Their seafood gumbo is old-school—thick and aromatic—and just the kind you hope to eat at someone’s family home. Don says he learned the recipe "over the phone, more than 25 years ago" from an employee at De Lerno’s restaurant, a longtime fixture that closed in the 1980s after more than 50 years in business. "When you went to De Lerno’s back in the day, it was like going to [award-winning New Orleans fine-dining institution] Commander’s Palace."

I asked Don why De Lerno’s was so generous with their gumbo recipe. He explained that they were all friends. Besides, Don told me, he in turn gives his recipes to people all day long, but finds that it’s really difficult to make anything just the way he does. He believes it’s the same with De Lerno’s: He started with their recipe, but it quickly became his own.
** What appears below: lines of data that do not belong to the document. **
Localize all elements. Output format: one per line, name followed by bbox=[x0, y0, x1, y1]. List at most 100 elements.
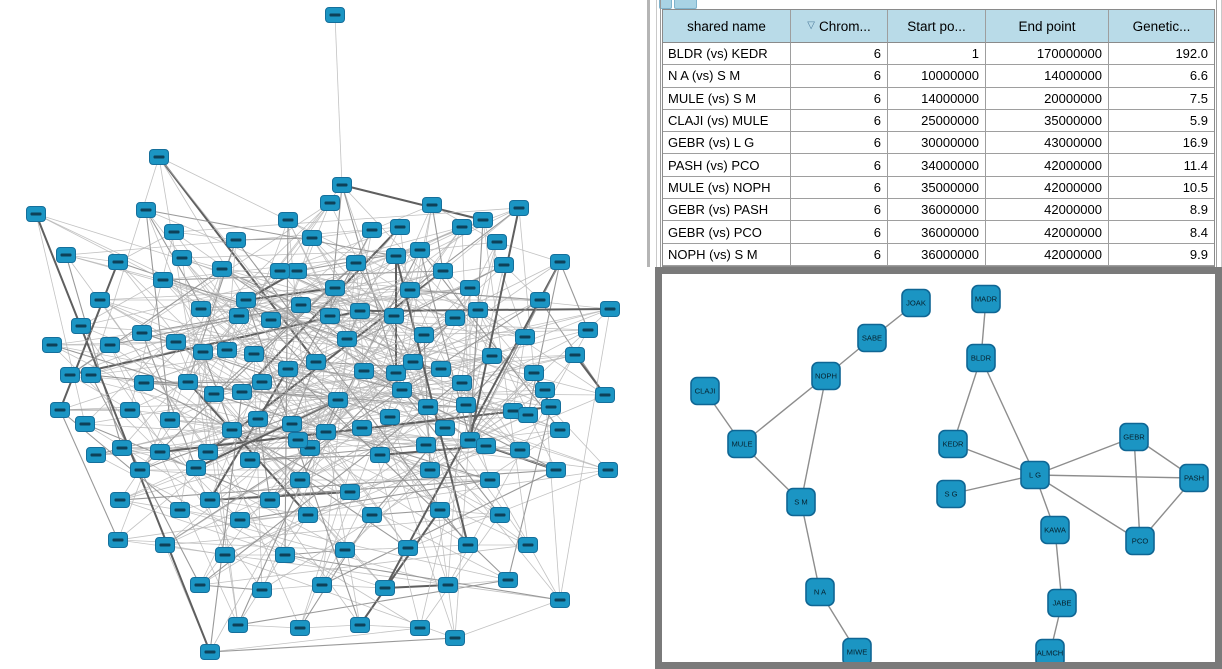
cell-chromosome[interactable]: 6 bbox=[791, 87, 888, 110]
network-node[interactable] bbox=[452, 375, 472, 391]
table-row[interactable]: MULE (vs) S M 6 14000000 20000000 7.5 bbox=[663, 87, 1214, 110]
network-node[interactable] bbox=[236, 292, 256, 308]
network-node[interactable] bbox=[60, 367, 80, 383]
cell-start-position[interactable]: 36000000 bbox=[888, 243, 986, 266]
cell-shared-name[interactable]: GEBR (vs) L G bbox=[663, 132, 791, 155]
network-node[interactable] bbox=[598, 462, 618, 478]
network-node[interactable] bbox=[240, 452, 260, 468]
cell-end-point[interactable]: 42000000 bbox=[986, 176, 1109, 200]
network-node-l-g[interactable]: L G bbox=[1020, 460, 1050, 490]
network-node[interactable] bbox=[565, 347, 585, 363]
table-row[interactable]: NOPH (vs) S M 6 36000000 42000000 9.9 bbox=[663, 243, 1214, 266]
network-node[interactable] bbox=[414, 327, 434, 343]
cell-genetic-distance[interactable]: 9.9 bbox=[1109, 244, 1214, 266]
column-header-chrom[interactable]: ▽ Chrom... bbox=[791, 10, 888, 43]
cell-end-point[interactable]: 42000000 bbox=[986, 243, 1109, 266]
network-node[interactable] bbox=[200, 492, 220, 508]
column-header-start-po[interactable]: Start po... bbox=[888, 10, 986, 43]
network-node[interactable] bbox=[535, 382, 555, 398]
network-node[interactable] bbox=[346, 255, 366, 271]
network-node[interactable] bbox=[178, 374, 198, 390]
cell-end-point[interactable]: 170000000 bbox=[986, 43, 1109, 66]
network-node[interactable] bbox=[275, 547, 295, 563]
network-node[interactable] bbox=[595, 387, 615, 403]
cell-end-point[interactable]: 20000000 bbox=[986, 87, 1109, 110]
network-node[interactable] bbox=[100, 337, 120, 353]
cell-shared-name[interactable]: N A (vs) S M bbox=[663, 65, 791, 88]
cell-chromosome[interactable]: 6 bbox=[791, 65, 888, 88]
table-row[interactable]: GEBR (vs) L G 6 30000000 43000000 16.9 bbox=[663, 132, 1214, 155]
network-node[interactable] bbox=[56, 247, 76, 263]
network-node[interactable] bbox=[390, 219, 410, 235]
network-node[interactable] bbox=[248, 411, 268, 427]
network-node-claji[interactable]: CLAJI bbox=[690, 376, 720, 406]
cell-chromosome[interactable]: 6 bbox=[791, 132, 888, 155]
network-node[interactable] bbox=[108, 532, 128, 548]
network-node[interactable] bbox=[212, 261, 232, 277]
network-node[interactable] bbox=[445, 310, 465, 326]
network-node[interactable] bbox=[350, 303, 370, 319]
network-node-n-a[interactable]: N A bbox=[805, 577, 835, 607]
network-node[interactable] bbox=[375, 580, 395, 596]
network-node[interactable] bbox=[229, 308, 249, 324]
cell-start-position[interactable]: 36000000 bbox=[888, 199, 986, 222]
network-node[interactable] bbox=[600, 301, 620, 317]
network-node[interactable] bbox=[153, 272, 173, 288]
network-node-s-g[interactable]: S G bbox=[936, 479, 966, 509]
network-node[interactable] bbox=[420, 462, 440, 478]
cell-genetic-distance[interactable]: 192.0 bbox=[1109, 43, 1214, 66]
network-node-sabe[interactable]: SABE bbox=[857, 323, 887, 353]
network-node[interactable] bbox=[290, 620, 310, 636]
network-node[interactable] bbox=[400, 282, 420, 298]
network-node-pco[interactable]: PCO bbox=[1125, 526, 1155, 556]
network-node[interactable] bbox=[487, 234, 507, 250]
network-node[interactable] bbox=[278, 361, 298, 377]
network-node[interactable] bbox=[332, 177, 352, 193]
network-node[interactable] bbox=[445, 630, 465, 646]
cell-chromosome[interactable]: 6 bbox=[791, 243, 888, 266]
network-node[interactable] bbox=[438, 577, 458, 593]
cell-shared-name[interactable]: NOPH (vs) S M bbox=[663, 243, 791, 266]
cell-start-position[interactable]: 30000000 bbox=[888, 132, 986, 155]
network-node[interactable] bbox=[460, 280, 480, 296]
network-node-miwe[interactable]: MIWE bbox=[842, 637, 872, 663]
network-node[interactable] bbox=[550, 254, 570, 270]
column-header-shared-name[interactable]: shared name bbox=[663, 10, 791, 43]
network-node[interactable] bbox=[530, 292, 550, 308]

Radosta’s seafood gumbo begins with a caramel roux that gives the gumbo a complex flavor without overwhelming the sweetness of the shrimp. Most people think filé should only go in the pot at the very last second, or at the table. But Don says, "Chefs think you’re nuts, but that’s all hogwash." He puts his in just after he finishes the roux, which he believes gives the stew more body and an earthier flavor. Then he adds diced tomatoes and stirs until it’s thick and stewy. 

House-made chicken stock, shrimp stock, some water go in next, and Don simmers the gumbo for a little over an hour, until it’s time for the trinity, garlic, and parsley. After this, he adds the okra, which he grills first to prevent them from developing a slimy texture. At the end, Don adds medium shrimp and a slew of spices (thyme, oregano, garlic powder, Creole seasoning, and a little cayenne pepper). The oregano is his own addition to the De Lerno’s recipe.

Radosta’s is as authentic as restaurants come, built not out of a need to impress anyone with anything other than the food and the hospitality. It’s the real-deal: food for locals, many of whom know how to make a damn fine gumbo of their own. 

Radosta's, 249 Aris Avenue, Metairie, LA   70005, 504-831-1537

Mandina's

Mandina's
Photograph: Denny Culbert.

The seafood gumbo at this 1930s-era Mid-City restaurant is as classic as a Creole gumbo comes. Steeped in tradition, it’s the same gumbo that’s been on the menu since the restaurant opened: the gumbo that Anthony Mandina cooked when the family transformed their grocery-turned-pool-hall (with sandwiches) into Mandina’s restaurant, a favorite among Italian immigrants at the time. He and his wife raised their son upstairs from the restaurant; Mandina cooked the gumbo downstairs until he died. That was 35 years ago, and the current chef has been at Mandina’s ever since. 

"To me, a gumbo should have roux, a nice flavor, and every bite should have a piece of seafood in it," Anthony’s granddaughter, Cindy, says. She now runs the restaurant.

The medium-brown roux—lighter than many of the dark roux varieties you’ll see in gumbo today—imparts a deep flavor without overwhelming the delicate flavors of the vegetables and briny seafood. With more veggies than its Cajun cousin, this true Creole gumbo also includes okra and tomatoes, to add thickness and sweetness to the base. After adding the vegetables, a house-made seafood stock goes into the pot, followed by the seafood, and finally filé.

This gumbo is perfectly balanced and thick, overflowing with redfish, oysters, local shrimp, and blue crab—a feast best enjoyed in the restaurant’s elegant but unfussy setting, looking out at Canal Street through windows covered in colorful neon signs. 

Mandina's, 3800 Canal Street, New Orleans, LA   70119, 504-482-9179

Finally, while it's almost impossible to find a truly vegetarian gumbo z'herbes at restaurants in New Orleans—which is why you don’t see it in the list above—I’ll let you in on a little secret: The Gumbo Shop, in the heart of the French Quarter, reliably serves an excellent version as an appetizer daily, along with a menu of New Orleans classics. It may be a little touristy, but the gumbo z’herbes is top-notch.

Otherwise, if you happen to be in New Orleans on Holy Thursday (that is, the Thursday before Easter), stop by the famed city staple Dooky Chase for a meat-inflected version that people wait all year for. Be warned, though: Tables aren't easy to come by.